Robert over at the Marmot's Hole has another great collection of photos of Seoul's early modern architecture taken around Myeongdong (especially the panorama taken from in front of the post office). What caught my eye was the Korean blog he linked to showing pictures of the Keijo Post Office, some of which I'd never seen before. The title of this post? [염상섭 - 삼대 (4)] 경성우편국, or "[Yeom Sang-seop - Three Generations] Keijo Post Office". It turns out this blogger has done something similar to my Three Generations walking tour post, but has turned up more exact locations and some better photos. Slightly aggravating is the fact that he posted these several months before I spent hours researching my post. Oh well. I posted photos and references to things he didn't, and vice versa, so they compliment each other nicely, I think.

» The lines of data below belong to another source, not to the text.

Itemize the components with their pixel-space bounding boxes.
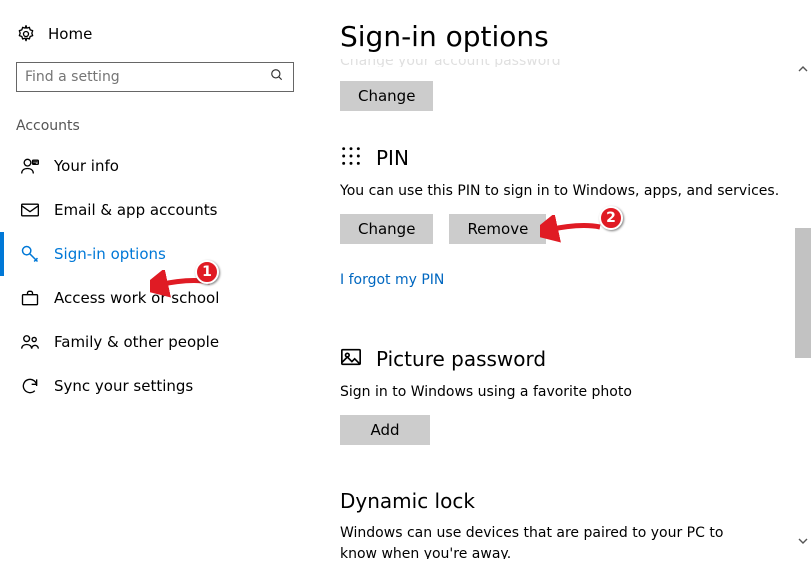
sidebar-item-label: Email & app accounts	[54, 201, 217, 219]
people-icon	[20, 332, 40, 352]
scroll-area: Change your account password Change	[340, 59, 786, 559]
search-container	[0, 62, 310, 114]
scroll-thumb[interactable]	[795, 228, 811, 358]
sidebar-item-your-info[interactable]: Your info	[0, 144, 310, 188]
scroll-track[interactable]	[794, 78, 812, 554]
sidebar-item-label: Your info	[54, 157, 119, 175]
search-input[interactable]	[17, 63, 261, 91]
truncated-desc: Change your account password	[340, 59, 786, 67]
picpwd-add-button[interactable]: Add	[340, 415, 430, 445]
sidebar-item-family-people[interactable]: Family & other people	[0, 320, 310, 364]
pin-title: PIN	[376, 146, 409, 170]
dynamic-lock-section: Dynamic lock Windows can use devices tha…	[340, 489, 786, 559]
picture-password-section: Picture password Sign in to Windows usin…	[340, 346, 786, 445]
pin-remove-button[interactable]: Remove	[449, 214, 546, 244]
sync-icon	[20, 376, 40, 396]
sidebar-item-sign-in-options[interactable]: Sign-in options	[0, 232, 310, 276]
pin-pad-icon	[340, 145, 362, 171]
pin-change-button[interactable]: Change	[340, 214, 433, 244]
sidebar-item-label: Sign-in options	[54, 245, 166, 263]
mail-icon	[20, 200, 40, 220]
sidebar-item-access-work-school[interactable]: Access work or school	[0, 276, 310, 320]
sidebar-item-label: Access work or school	[54, 289, 219, 307]
key-icon	[20, 244, 40, 264]
password-change-button[interactable]: Change	[340, 81, 433, 111]
image-icon	[340, 346, 362, 372]
pin-desc: You can use this PIN to sign in to Windo…	[340, 181, 786, 202]
home-label: Home	[48, 25, 92, 43]
scroll-down-arrow[interactable]	[794, 532, 812, 550]
dynlock-desc: Windows can use devices that are paired …	[340, 523, 760, 559]
picpwd-title: Picture password	[376, 347, 546, 371]
sidebar-item-label: Family & other people	[54, 333, 219, 351]
category-label: Accounts	[0, 114, 310, 144]
main-content: Sign-in options Change your account pass…	[310, 0, 812, 572]
search-icon	[261, 68, 293, 86]
search-box[interactable]	[16, 62, 294, 92]
home-nav[interactable]: Home	[0, 18, 310, 62]
scroll-up-arrow[interactable]	[794, 60, 812, 78]
dynlock-title: Dynamic lock	[340, 489, 475, 513]
sidebar-item-sync-settings[interactable]: Sync your settings	[0, 364, 310, 408]
vertical-scrollbar[interactable]	[794, 60, 812, 572]
pin-section: PIN You can use this PIN to sign in to W…	[340, 145, 786, 288]
page-title: Sign-in options	[340, 20, 786, 53]
gear-icon	[16, 24, 36, 44]
briefcase-icon	[20, 288, 40, 308]
forgot-pin-link[interactable]: I forgot my PIN	[340, 272, 444, 288]
person-icon	[20, 156, 40, 176]
sidebar-item-email-accounts[interactable]: Email & app accounts	[0, 188, 310, 232]
picpwd-desc: Sign in to Windows using a favorite phot…	[340, 382, 786, 403]
nav-list: Your info Email & app accounts Sign-in o…	[0, 144, 310, 408]
settings-sidebar: Home Accounts	[0, 0, 310, 572]
sidebar-item-label: Sync your settings	[54, 377, 193, 395]
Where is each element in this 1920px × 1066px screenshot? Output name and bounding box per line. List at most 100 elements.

He has posts on Cheongmokdang, the restaurant where Gyeong-ae and Maedang first meet, the hospital where Pil-sun's father is taken (near Gwanghwamun), Namsan Shinto Shrine, the aforementioned Keijo Post Office, the Governor General Library, Hwanggeumjeong intersection, Gyeongbokgung's Yeongchumun, Junganggwan theatre, Gyeonggi Provincial hall, a rubber factory similar to the one Pil-sun worked in, and the Hyoja-dong streetcar line terminus.
These two photos, which I think I'll add to the original post, seem to be taken from the same vantage point, just north of the post office, one looking south at the post office and the mitsukoshi department store...

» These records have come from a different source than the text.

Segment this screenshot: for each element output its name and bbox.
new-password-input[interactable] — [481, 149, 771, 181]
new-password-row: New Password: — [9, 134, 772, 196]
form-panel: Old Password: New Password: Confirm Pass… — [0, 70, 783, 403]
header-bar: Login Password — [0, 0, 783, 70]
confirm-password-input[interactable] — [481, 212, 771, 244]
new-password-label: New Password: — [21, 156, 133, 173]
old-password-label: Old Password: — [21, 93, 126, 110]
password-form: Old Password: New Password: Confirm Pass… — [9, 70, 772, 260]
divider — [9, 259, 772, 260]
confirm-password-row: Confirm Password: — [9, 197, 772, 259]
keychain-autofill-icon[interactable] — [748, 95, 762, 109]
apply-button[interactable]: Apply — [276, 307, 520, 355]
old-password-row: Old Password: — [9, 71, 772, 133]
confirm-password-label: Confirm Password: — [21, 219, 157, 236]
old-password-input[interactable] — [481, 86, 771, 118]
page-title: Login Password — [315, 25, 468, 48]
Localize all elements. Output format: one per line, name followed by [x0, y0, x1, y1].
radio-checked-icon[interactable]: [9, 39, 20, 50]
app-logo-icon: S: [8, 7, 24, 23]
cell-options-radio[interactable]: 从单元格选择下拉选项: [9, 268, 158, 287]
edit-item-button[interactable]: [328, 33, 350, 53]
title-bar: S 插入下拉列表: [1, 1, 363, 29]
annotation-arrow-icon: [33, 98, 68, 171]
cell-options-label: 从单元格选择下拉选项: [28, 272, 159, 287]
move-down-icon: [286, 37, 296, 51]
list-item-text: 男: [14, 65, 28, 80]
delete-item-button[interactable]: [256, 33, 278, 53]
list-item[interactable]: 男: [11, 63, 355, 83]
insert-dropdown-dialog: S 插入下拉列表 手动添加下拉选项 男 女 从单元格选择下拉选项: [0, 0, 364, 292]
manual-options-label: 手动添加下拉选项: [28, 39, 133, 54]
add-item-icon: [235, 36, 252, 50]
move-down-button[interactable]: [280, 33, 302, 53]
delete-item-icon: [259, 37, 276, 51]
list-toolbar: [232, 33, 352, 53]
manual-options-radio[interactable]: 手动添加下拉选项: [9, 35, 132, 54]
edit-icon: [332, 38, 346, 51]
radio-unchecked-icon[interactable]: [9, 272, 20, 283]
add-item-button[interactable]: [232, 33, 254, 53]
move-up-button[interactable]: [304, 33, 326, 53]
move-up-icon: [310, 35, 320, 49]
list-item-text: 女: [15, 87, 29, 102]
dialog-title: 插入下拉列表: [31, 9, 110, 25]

...and the other looking southwest towards Cheongmokdang restaurant (far left) and th Bank of Korea.
Do compare them to Robert's panorama of the area now, from a vantage point just south of the one above; these days there's a little more traffic than in the past.
Speaking of old photos, the Chosun Ilbo has an article about a book documenting 100 years of overseas Koreans, which has some interesting photos. I do wonder of the Kanto earthquake photo is actually of murdered Koreans (such pictures do exist, of course) or of someone pulled out of the water after the tsunami (notice the netting and ropes and pulleys by the bodies).